Outra pauta que interlocutores do segmento evangélico e membros do PT querem ver incluída no documento é a promessa de não intervenção do Estado na criação de crianças pelos seus responsáveis. O tema é levantado constantemente por pastores bolsonaristas como uma ameaça em um eventual governo Lula.
Esses pastores recorrem frequentemente a fake news como a de que um governo petista ajudaria a disseminar a chamada “ideologia de gênero” ou implementar banheiros unissex em escolas.
Durante o primeiro turno, a campanha do candidato do PT ao governo de São Paulo, Fernando Haddad (PT), assinou uma carta similar à articulada agora pela campanha de Lula, em que o candidato garantia que não incluiria garantia de não interferir na liberdade de criação de crianças.

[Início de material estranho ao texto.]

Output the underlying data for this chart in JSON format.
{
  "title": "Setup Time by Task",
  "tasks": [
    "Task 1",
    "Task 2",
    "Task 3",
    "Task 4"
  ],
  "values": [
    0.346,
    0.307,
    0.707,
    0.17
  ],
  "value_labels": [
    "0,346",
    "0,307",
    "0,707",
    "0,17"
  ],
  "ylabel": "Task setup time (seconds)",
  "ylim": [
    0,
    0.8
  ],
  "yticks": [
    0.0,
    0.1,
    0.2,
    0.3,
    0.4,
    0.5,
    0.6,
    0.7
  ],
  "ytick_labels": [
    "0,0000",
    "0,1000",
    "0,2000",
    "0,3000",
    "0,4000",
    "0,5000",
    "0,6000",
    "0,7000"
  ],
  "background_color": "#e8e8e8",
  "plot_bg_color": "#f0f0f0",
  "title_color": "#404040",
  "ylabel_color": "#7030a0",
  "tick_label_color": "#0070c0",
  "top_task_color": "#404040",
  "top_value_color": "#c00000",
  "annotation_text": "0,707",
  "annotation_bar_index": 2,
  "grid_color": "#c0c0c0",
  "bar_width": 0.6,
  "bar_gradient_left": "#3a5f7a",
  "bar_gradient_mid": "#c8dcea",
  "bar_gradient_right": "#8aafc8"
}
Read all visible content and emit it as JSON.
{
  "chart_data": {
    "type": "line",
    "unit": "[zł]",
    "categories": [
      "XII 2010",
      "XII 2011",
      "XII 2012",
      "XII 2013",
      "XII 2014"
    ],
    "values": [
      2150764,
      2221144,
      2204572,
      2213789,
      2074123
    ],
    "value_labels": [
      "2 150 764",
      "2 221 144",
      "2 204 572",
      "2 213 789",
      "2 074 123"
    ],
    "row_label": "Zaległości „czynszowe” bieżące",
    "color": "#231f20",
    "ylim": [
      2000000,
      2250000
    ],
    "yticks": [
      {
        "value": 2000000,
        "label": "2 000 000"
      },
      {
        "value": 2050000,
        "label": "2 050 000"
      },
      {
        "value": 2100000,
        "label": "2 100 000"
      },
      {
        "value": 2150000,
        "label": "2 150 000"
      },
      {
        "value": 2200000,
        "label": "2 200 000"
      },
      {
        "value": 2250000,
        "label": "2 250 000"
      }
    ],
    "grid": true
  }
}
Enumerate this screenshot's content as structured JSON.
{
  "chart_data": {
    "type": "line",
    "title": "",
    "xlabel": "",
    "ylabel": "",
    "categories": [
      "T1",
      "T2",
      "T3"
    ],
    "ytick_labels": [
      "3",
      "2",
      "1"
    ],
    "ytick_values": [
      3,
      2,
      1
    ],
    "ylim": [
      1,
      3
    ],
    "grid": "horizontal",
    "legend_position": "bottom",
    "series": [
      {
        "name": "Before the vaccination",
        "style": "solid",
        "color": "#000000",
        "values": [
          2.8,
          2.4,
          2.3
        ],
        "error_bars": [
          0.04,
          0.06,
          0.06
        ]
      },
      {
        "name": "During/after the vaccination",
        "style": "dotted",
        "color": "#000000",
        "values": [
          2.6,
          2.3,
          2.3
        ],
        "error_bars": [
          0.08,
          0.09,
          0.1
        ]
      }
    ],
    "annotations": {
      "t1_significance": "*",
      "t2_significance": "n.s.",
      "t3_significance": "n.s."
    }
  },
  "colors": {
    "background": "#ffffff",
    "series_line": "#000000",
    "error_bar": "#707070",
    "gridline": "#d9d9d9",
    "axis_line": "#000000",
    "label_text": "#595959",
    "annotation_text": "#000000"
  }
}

Apesar de todo o esforço para aproximar Lula do segmento evangélico, os aliados de Lula não aprovaram a divulgação de um vídeo de campanha gravado durante uma agenda de Lula e seu vice, Geraldo Alckmin (PSB), com pastores em São Gonçalo (RJ), no início de setembro.
No vídeo, lideranças e fiéis argumentam que Lula é o candidato mais próximo aos valores cristãos.
Porém, a forma como a peça foi divulgada não fez parte de um aceno planejado aos evangélicos, e sim de uma reação apressada de defesa de Lula, após uma fake news disseminada por bolsonaristas que o relacionava ao satanismo.
Redes lulistas também retrucaram ligando Jair Bolsonaro à maçonaria, organização muitas vezes retratada como satânica ou incompatível com a fé por pentecostais e neopentecostais.
“Essa estratégia do PT de não acenar ao evangélico e se concentrar na pauta econômica é um equívoco. Não vão sensibilizar esse eleitor. A agenda do bolsonarismo e as igrejas evangélicas que o apoiam são quase que complementares”, critica uma articuladora do PT para o segmento evangélico. “Está faltando os estudiosos do PT entenderem que o Brasil está transicionando para uma nação evangélica”.
Atualmente, a campanha de Jair Bolsonaro trabalha com a estimativa de que os evangélicos já compõem quase 40% da população brasileira, em torno de 85 milhões de pessoas. Lideranças aliadas ao PT compartilham da mesma projeção. No último censo do IBGE, divulgado em 2010, eram 42 milhões, ou 22% dos brasileiros.